Her physically poor eyesight quite literally limited her to be able to see only eight to twelve inches in front of her face. She was running, but she couldn't see. In the hustle of getting out of a really bad situation, she had lost her glasses. So, she wandered the streets in terror of her exploiters who were actively hunting her like prey. She feared they would see her long before she could see them. Then, it would be too late.


I Once Was Blind

There are certain vantage points in downtown Dothan where you can stand looking in each direction and see where she walked. You can see the corners she tucked herself in, the places where she slept, and the locations where she was exploited.



Just as our precious girl had fought against blindness as she ran from her exploiters, we as the church sometimes struggle with blindness, too. WE struggle to see her.


Just as her life depended upon her sight, our fulfillment of the Gospel depends upon ours. The question is: Do we want to see her?
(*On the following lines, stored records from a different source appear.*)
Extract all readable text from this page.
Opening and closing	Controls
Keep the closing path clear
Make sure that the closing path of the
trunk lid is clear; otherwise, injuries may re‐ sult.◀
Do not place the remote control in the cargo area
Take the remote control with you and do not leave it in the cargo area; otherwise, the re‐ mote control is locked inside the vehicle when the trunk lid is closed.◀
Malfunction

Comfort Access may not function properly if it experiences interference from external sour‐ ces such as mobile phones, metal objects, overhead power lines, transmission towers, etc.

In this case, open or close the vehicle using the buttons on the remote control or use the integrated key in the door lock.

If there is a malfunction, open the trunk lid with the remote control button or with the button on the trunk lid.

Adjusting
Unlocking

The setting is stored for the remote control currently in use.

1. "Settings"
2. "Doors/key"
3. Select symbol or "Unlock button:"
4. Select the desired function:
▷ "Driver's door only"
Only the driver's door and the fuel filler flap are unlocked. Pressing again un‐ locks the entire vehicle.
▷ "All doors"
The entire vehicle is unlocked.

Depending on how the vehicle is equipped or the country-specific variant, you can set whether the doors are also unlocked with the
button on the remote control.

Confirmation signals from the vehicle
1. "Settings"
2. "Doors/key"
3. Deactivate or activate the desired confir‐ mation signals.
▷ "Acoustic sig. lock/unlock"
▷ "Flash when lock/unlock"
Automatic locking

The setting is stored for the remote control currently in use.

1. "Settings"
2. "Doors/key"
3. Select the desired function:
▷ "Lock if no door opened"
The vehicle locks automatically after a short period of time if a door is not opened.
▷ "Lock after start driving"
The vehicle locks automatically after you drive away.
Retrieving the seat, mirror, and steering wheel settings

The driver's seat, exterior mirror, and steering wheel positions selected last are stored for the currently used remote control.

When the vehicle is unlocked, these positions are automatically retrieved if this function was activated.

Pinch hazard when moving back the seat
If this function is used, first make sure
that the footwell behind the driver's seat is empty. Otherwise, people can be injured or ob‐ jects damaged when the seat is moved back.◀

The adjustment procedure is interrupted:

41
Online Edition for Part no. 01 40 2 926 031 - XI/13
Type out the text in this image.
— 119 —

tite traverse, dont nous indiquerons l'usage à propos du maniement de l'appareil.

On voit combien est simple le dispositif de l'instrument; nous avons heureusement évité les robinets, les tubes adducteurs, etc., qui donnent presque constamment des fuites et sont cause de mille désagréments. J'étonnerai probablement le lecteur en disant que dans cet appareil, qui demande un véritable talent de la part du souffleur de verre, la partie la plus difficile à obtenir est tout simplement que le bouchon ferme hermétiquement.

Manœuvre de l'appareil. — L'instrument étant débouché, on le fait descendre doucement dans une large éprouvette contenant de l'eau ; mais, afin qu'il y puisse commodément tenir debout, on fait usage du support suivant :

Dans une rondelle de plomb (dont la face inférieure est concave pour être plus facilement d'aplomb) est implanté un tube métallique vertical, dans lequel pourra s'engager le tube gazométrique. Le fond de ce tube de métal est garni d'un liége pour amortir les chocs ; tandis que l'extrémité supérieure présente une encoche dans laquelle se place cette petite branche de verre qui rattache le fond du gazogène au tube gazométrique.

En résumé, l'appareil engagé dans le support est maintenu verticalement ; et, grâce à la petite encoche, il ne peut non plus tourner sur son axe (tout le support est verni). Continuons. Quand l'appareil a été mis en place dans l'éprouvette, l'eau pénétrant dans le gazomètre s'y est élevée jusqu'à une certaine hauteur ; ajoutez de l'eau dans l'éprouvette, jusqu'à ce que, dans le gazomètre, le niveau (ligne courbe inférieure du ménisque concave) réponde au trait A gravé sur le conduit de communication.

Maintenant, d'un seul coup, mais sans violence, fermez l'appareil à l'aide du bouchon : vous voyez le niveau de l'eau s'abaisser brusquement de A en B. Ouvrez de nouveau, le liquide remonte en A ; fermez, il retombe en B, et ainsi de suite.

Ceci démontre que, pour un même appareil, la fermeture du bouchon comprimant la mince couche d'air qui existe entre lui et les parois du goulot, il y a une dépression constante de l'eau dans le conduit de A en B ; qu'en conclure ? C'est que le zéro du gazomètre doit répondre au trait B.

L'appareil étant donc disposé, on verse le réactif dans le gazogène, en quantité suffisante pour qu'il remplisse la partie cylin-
In Genesis, Hagar called out to El Roi, the God Who Sees. The Lord, in all His love and compassion, sees us in the midst of our despair. He sees her. When He looks at her, it is not through blurred vision. He sees her clearly. He sees her pain and her trauma. He sees the walls and the fight to survive. He sees her, and He refuses to turn a blind eye.


I am reminded of the story of the Good Samaritan, which plainly teaches us that the difference between religion and Truth is a willingness to stop and see. The one who stopped may not have known how to tend the wounds, but he stopped anyway. He may not have been able to provide shelter himself, but he gave the money necessary for shelter nonetheless.


The distinction of the Good Samaritan was he refused to continue walking when he saw someone hurting. Like him, the Gospel compels us to face the uncomfortable, to confront things we feel ill-equipped to confront, to love in radical ways, to refuse to look away, and to be intentional about seeing people that are often unseen.


But Now, I See

We made an appointment with the first optometrist who could promise us same day glasses for our girl.



She thumbed through various styles of glasses, asking us each time how they looked. She had made quick friends with the woman who help fit her glasses, joking about how old she felt. The woman laughed, "You're just a baby."


Her most pressing physical need that day was to see. Her ultimate need, the one that could permanently change her life, was simply to be seen.